Iranian drones a game changer in Russia's favor: Politico
The Iranian drones are relatively small and fly at low altitudes, evading Ukrainian radars.
Iranian drones have started to fly over Ukraine for the first time in a little more than a week. The drones flew from Crimea, according to Andriana Arekhta, a first sergeant in the Ukrainian armed forces, and headed to attack a special forces unit fighting near the southern city of Kherson.
"The drones evaded the soldiers’ defenses and dropped bombs on their position, destroying two tanks with their crews inside," she added.
“It’s very difficult to see these drones on radars,” said Arekhta, who traveled to Washington, D.C., last week as part of a delegation of female Ukrainian soldiers. “It’s a huge problem.”
Over the past week, Russia has deployed Iranian Shahed-136 and Mohajer-6 combat drones across Ukraine, which led to "devastating results". Some hit combat positions and destroyed tanks and armored vehicles.
Ukrainian President Volodymyr Zelensky said in his speech on Friday that his country's anti-aircraft forces had shot down more than ten drones in the eastern Dnipropetrovsk region and Odessa. The Ukrainian Air Force claimed they were Shahed-136 and Muhajir-6 unmanned aircraft carrying munitions, which can also be used for reconnaissance, according to the Ukrainians.

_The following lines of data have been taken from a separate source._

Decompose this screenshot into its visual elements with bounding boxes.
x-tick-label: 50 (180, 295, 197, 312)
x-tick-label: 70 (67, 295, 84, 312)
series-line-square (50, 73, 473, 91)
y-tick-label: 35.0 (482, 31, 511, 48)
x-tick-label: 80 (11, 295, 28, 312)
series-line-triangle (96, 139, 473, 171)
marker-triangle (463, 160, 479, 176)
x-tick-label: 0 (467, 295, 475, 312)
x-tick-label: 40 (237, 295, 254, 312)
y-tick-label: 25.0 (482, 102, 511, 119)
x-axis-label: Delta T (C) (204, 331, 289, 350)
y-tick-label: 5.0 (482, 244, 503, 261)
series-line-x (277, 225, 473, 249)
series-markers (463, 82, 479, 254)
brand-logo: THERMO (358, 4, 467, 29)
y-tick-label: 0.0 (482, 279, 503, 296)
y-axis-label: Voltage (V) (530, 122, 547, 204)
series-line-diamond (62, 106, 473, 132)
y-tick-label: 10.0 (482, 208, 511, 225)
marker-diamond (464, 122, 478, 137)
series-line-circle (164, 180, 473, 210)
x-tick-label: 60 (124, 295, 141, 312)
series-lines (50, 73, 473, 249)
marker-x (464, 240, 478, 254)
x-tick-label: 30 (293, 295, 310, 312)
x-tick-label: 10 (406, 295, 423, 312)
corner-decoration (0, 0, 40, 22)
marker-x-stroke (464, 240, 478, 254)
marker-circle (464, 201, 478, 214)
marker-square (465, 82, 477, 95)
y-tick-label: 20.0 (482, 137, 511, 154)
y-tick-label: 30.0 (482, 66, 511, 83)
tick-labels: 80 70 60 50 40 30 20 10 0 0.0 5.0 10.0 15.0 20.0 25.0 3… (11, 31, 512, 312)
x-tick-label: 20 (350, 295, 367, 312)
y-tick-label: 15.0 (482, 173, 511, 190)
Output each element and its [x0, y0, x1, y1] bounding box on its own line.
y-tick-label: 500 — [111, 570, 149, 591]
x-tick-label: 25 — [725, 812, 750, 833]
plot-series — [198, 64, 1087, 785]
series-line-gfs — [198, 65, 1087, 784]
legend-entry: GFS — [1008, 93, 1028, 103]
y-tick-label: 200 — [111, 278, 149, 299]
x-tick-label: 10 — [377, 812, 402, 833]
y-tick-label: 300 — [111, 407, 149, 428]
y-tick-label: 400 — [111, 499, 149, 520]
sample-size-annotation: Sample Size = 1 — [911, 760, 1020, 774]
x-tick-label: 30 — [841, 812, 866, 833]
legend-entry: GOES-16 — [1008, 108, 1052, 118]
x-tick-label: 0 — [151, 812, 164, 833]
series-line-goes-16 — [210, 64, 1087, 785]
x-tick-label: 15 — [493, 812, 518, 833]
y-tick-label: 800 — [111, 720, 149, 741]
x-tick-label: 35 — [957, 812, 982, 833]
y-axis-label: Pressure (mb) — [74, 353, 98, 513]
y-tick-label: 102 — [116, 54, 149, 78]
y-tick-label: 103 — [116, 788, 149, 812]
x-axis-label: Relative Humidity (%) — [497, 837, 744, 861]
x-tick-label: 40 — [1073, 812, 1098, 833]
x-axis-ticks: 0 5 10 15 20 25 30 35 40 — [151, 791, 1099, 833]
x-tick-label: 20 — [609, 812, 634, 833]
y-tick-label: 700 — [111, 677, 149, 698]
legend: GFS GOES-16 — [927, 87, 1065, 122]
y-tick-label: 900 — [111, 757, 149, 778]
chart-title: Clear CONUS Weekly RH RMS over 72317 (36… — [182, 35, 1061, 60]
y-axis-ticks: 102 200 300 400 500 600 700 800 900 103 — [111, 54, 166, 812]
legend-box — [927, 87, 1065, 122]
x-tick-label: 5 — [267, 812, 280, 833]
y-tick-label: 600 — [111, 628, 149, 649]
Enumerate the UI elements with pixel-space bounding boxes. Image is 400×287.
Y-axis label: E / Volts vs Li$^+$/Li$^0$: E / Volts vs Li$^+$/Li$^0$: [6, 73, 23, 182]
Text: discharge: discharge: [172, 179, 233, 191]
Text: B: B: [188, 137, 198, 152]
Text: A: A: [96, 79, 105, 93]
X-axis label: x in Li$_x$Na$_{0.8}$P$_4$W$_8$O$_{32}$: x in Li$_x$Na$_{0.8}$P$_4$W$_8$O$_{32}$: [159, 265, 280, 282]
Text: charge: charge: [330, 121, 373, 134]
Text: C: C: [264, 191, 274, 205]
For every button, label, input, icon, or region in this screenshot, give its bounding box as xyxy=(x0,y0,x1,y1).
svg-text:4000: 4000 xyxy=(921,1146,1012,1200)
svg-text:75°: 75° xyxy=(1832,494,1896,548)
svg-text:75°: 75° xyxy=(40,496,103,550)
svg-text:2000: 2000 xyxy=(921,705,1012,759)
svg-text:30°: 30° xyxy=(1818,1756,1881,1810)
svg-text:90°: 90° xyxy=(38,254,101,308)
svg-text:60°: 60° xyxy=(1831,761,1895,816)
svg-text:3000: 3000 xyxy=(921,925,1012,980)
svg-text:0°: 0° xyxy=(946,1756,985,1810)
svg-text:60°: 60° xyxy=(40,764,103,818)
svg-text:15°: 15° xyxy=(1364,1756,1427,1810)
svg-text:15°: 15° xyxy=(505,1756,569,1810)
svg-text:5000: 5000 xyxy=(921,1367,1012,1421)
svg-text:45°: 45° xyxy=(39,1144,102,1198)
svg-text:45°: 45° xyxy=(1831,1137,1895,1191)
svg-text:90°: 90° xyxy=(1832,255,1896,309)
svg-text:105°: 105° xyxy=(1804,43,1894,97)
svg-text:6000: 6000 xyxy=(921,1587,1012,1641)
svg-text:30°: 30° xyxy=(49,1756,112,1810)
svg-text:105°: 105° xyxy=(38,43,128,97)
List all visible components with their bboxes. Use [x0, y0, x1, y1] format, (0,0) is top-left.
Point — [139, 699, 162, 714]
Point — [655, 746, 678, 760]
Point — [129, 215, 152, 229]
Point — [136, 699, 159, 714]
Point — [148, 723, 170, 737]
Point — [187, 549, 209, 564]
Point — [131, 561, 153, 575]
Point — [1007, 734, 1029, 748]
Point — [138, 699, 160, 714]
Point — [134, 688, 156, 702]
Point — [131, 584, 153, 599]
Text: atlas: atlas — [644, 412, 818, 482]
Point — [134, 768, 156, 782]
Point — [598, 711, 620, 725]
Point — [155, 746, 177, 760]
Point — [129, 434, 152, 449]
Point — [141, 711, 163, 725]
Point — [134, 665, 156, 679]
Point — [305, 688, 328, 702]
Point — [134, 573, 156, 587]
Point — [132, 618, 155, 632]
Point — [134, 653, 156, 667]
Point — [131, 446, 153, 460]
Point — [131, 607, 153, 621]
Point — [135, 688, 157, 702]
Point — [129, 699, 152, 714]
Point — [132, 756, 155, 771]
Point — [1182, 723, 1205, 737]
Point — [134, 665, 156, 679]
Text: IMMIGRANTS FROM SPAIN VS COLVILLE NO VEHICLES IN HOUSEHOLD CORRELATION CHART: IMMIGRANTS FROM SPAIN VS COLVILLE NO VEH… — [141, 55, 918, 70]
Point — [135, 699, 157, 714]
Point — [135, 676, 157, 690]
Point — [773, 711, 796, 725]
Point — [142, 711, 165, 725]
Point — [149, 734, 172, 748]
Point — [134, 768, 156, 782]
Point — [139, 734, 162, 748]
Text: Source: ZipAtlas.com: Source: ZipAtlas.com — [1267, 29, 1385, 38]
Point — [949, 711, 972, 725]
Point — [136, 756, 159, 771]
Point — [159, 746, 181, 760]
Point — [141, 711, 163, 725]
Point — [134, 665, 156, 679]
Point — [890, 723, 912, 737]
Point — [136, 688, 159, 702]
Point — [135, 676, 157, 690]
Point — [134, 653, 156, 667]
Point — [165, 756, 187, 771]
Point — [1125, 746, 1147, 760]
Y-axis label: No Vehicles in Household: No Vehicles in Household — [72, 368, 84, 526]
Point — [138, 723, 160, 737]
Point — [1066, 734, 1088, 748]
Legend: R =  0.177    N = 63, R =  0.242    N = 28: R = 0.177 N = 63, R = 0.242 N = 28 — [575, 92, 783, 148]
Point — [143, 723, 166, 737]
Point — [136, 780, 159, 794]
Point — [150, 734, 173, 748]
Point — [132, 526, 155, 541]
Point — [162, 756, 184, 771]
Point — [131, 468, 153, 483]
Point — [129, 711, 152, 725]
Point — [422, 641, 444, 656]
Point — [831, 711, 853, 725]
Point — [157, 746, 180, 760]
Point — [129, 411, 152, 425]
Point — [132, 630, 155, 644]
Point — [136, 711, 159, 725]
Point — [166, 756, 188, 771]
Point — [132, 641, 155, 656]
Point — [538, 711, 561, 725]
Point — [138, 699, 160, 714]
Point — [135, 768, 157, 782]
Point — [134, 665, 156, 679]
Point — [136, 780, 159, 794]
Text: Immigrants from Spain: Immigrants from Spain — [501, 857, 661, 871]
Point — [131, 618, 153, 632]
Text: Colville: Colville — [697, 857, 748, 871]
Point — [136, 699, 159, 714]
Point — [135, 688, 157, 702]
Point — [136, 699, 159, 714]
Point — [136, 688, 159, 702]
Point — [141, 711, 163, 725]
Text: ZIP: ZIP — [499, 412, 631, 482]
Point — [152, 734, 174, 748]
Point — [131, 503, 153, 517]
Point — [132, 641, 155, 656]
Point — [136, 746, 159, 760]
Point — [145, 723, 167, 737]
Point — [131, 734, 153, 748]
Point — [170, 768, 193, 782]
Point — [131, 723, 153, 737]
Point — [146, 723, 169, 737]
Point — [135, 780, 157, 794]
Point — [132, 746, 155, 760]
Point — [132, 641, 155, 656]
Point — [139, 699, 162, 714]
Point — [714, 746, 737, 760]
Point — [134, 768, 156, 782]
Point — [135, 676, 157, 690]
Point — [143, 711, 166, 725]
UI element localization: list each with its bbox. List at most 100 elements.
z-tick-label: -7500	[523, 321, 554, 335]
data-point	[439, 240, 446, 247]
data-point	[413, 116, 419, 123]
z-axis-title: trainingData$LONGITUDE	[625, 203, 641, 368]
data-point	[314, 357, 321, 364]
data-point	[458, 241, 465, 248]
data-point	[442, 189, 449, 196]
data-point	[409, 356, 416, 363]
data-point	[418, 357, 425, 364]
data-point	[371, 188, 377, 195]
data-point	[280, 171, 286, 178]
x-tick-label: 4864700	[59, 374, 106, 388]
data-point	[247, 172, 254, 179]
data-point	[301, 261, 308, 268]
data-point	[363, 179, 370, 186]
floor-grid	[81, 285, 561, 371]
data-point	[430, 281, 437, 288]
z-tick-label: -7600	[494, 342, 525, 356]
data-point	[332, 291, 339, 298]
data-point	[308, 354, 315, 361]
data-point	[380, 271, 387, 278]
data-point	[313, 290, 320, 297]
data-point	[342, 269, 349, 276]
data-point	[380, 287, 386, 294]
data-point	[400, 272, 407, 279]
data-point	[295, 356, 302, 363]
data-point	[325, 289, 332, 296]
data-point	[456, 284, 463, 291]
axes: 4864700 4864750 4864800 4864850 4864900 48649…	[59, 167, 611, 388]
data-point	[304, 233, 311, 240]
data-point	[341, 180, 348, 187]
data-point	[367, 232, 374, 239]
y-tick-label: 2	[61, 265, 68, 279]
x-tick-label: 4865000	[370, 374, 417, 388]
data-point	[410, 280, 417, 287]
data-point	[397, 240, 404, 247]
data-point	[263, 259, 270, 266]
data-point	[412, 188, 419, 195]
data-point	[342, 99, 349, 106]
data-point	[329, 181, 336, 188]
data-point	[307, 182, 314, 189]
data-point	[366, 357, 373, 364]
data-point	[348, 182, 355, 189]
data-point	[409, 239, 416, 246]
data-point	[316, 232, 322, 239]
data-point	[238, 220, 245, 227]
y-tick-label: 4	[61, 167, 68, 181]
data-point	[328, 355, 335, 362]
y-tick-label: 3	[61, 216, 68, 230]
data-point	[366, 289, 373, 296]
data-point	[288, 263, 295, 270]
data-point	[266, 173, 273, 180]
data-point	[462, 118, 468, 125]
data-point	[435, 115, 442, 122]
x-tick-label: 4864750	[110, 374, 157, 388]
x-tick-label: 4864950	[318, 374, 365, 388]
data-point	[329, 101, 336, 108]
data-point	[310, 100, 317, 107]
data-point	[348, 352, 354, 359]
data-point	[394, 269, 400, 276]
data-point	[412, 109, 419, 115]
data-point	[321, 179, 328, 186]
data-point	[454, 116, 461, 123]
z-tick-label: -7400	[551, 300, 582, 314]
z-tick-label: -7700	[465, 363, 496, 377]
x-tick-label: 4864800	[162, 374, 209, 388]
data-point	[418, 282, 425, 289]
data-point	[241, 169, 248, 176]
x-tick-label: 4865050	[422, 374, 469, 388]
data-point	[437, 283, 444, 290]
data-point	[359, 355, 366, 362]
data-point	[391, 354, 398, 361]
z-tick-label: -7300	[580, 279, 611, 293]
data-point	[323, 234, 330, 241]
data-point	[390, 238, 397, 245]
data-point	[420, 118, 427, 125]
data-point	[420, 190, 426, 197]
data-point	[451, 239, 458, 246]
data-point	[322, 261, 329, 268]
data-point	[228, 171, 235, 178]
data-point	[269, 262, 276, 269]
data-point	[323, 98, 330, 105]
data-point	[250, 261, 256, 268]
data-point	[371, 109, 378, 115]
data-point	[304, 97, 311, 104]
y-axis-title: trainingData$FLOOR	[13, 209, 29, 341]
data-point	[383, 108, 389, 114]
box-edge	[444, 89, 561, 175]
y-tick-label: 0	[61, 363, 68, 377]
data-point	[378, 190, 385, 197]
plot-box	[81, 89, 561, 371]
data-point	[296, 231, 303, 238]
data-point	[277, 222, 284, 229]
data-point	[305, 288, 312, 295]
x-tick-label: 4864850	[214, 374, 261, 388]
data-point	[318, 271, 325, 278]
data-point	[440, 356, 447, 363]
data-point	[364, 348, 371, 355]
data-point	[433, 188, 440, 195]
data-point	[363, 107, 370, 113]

However, three Ukrainian soldiers said in several interviews, according to the newspaper, that Iranian drones pose a major threat. They said their presence on the battlefield makes the West's need to send additional modern weapons even more urgent.
According to the newspaper, it appears that Iranian drones may be a game changer for the Russians. They are relatively small and fly low, evading Ukrainian radars.
Since the US-provided weaponry lack a night-vision system, Arekhta said they could be shot down with Stinger anti-aircraft missiles only during the day.
“I need to be in position against Russian helicopters on one side and Iranian drones came from another side,” Arekhta said. “It’s very hard to close the huge area with Stingers, with other weapons that can hit these drones.”
Arekhta says although the Switchblade 300 drones provided by Washington are used, they are essentially commercial systems and are insufficient to combat artillery and armored vehicles, hinting at the need for the updated Switchblade 600 drones as "a flying Javelin" with Ukrainian eyes now focused on them.